Here's the longer passage from the Lamott book:
“After a while, as I lay there, I became aware of someone with me, hunkered down in the corner, and I just assumed it was my father, whose presence I had felt over the years when I was frightened and alone. The feeling was so strong that I actually turned on the light for a moment to make sure no one was there–of course, there wasn’t. But after a while, in the dark again, I knew beyond any doubt that it was Jesus. I felt him as surely as I feel my dog lying nearby as I write this.
And I was appalled. I thought about my life and my brilliant hilarious progressive friends, I thought about what everyone would think of me if I became a Christian, and it seemed an utterly impossible thing that simply could not be allowed to happen. I turned to the wall and said out loud, “I would rather die.”
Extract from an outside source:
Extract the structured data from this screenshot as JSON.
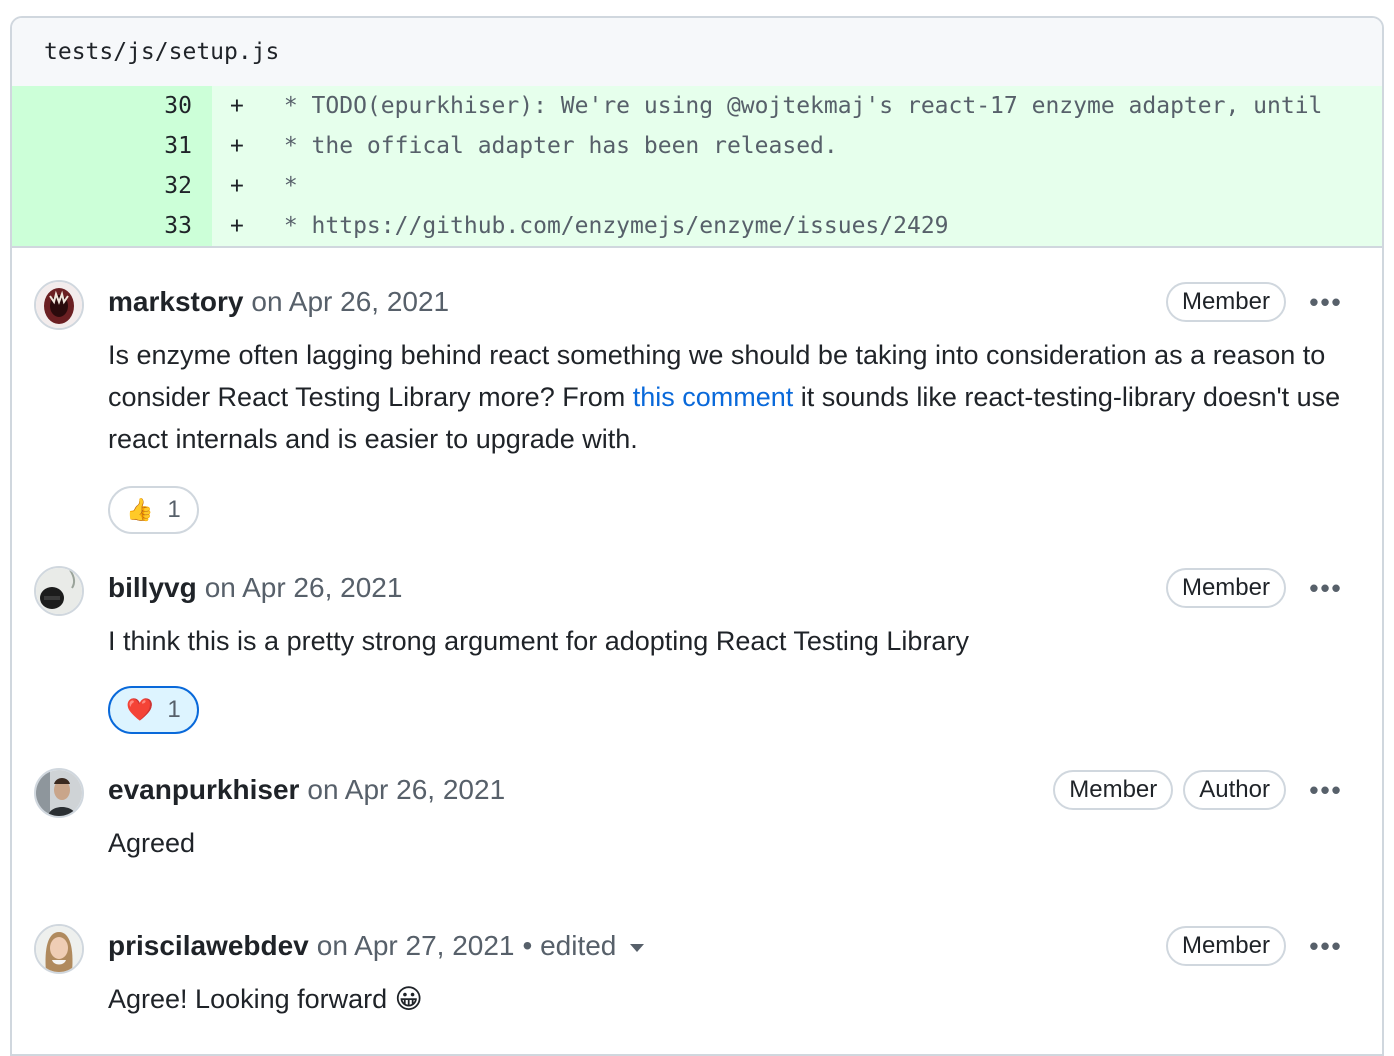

I felt him just sitting there on his haunches in the corner of my sleeping loft, watching me with patience and love, and I squinched my eyes shut, but that didn’t help because that’s not what I was seeing him with.
Finally I fell asleep, and in the morning, he was gone.
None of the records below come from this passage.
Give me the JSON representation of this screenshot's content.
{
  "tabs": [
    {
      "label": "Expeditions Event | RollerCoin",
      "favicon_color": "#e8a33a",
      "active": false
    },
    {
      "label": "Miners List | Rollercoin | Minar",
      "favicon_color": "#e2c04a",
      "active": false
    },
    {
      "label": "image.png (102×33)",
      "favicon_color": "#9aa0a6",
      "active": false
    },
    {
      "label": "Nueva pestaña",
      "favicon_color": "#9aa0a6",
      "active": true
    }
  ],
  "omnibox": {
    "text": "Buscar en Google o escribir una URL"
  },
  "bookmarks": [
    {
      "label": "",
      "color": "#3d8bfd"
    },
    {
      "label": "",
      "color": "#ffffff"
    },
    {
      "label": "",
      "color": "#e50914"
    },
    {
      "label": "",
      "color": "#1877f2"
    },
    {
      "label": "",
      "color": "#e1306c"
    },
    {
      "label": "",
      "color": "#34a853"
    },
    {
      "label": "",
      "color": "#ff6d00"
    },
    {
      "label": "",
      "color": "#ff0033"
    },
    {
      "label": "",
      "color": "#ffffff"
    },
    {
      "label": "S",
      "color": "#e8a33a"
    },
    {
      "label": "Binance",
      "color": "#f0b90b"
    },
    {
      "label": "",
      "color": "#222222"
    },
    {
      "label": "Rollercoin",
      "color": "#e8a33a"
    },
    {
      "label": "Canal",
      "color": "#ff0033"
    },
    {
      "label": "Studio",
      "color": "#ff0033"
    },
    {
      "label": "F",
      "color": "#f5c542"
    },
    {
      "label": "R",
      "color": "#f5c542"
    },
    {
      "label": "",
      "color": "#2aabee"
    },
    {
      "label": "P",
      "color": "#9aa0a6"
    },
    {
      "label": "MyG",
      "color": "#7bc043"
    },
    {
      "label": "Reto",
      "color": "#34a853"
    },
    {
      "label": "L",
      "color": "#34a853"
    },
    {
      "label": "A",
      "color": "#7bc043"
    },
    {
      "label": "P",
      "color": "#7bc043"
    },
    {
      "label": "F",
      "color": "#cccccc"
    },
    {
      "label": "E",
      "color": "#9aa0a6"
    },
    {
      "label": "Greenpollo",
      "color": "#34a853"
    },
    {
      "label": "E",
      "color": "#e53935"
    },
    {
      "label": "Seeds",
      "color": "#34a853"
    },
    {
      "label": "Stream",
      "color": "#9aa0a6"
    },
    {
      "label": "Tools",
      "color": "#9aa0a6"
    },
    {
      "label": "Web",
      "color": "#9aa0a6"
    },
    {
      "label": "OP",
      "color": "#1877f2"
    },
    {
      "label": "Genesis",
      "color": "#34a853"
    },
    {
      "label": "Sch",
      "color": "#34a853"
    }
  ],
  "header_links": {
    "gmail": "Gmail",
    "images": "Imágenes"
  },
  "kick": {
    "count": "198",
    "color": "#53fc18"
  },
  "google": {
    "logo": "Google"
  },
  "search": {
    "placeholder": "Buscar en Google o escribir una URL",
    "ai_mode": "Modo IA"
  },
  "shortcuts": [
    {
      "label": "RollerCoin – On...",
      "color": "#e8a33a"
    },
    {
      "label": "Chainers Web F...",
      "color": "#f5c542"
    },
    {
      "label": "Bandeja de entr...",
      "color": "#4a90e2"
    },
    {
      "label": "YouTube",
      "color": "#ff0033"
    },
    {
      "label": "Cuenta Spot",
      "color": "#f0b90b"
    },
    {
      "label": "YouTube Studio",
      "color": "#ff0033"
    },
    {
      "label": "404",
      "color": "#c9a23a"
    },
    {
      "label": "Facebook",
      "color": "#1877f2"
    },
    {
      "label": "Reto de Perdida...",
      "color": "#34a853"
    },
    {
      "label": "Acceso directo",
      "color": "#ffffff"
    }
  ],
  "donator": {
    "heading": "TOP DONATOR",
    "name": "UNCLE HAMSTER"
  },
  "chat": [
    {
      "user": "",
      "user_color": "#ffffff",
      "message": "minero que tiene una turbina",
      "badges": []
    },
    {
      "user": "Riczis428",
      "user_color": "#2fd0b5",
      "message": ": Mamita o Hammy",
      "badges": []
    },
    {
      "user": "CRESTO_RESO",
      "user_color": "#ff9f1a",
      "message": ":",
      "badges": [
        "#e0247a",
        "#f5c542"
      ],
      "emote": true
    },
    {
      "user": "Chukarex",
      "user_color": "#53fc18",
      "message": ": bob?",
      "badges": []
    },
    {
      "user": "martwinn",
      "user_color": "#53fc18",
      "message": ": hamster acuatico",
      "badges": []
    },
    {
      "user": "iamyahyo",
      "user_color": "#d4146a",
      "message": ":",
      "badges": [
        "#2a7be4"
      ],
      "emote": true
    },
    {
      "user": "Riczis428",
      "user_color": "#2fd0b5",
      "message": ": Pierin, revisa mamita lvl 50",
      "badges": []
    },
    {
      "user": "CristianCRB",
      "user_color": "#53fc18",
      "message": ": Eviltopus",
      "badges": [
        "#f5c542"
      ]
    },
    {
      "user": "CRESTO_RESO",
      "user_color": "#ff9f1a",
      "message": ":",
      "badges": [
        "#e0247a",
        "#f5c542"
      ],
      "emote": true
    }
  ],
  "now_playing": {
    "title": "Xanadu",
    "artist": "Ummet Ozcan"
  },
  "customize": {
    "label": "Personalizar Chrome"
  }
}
This experience spooked me badly, but I thought it was just an apparition, born of fear and self-loathing and booze and loss of blood. But then everywhere I went, I had the feeling that a little cat was following me, wanting me to reach down and pick it up, wanting me to open the door and let it in. But I knew what would happen: you let a cat in one time, give it a little milk, and then it stays forever. So I tried to keep one step ahead of it, slamming my houseboat door when I entered or left.
And one week later, when I went back to church, I was so hungover that I couldn’t stand up for the songs, and this time I stayed for the sermon, which I just thought was so ridiculous, like someone trying to convince me of the existence of extraterrestrials, but the last song was so deep and raw and pure that I could not escape. It was as if the people were singing in between the notes, weeping and joyful at the same time, and I felt like their voices or something was rocking me in its bosom, holding me like a scared kid, and I opened up to that feeling–and it washed over me.
[After going to church that weekend...], I began to cry and left before the benediction, and I raced home and felt the little cat running at my heels, and I walked down the dock past dozens of potted flowers, under a sky as blue as one of God’s own dreams, and I opened the door to my houseboat, and I stood there a minute, and then I hung my head and said ‘Fuck it: I quit.’ I took a long deep breath and said out loud, ‘All right. You can come in.’
This week, I pray that goodness and mercy will track you down--where ever you may find yourself.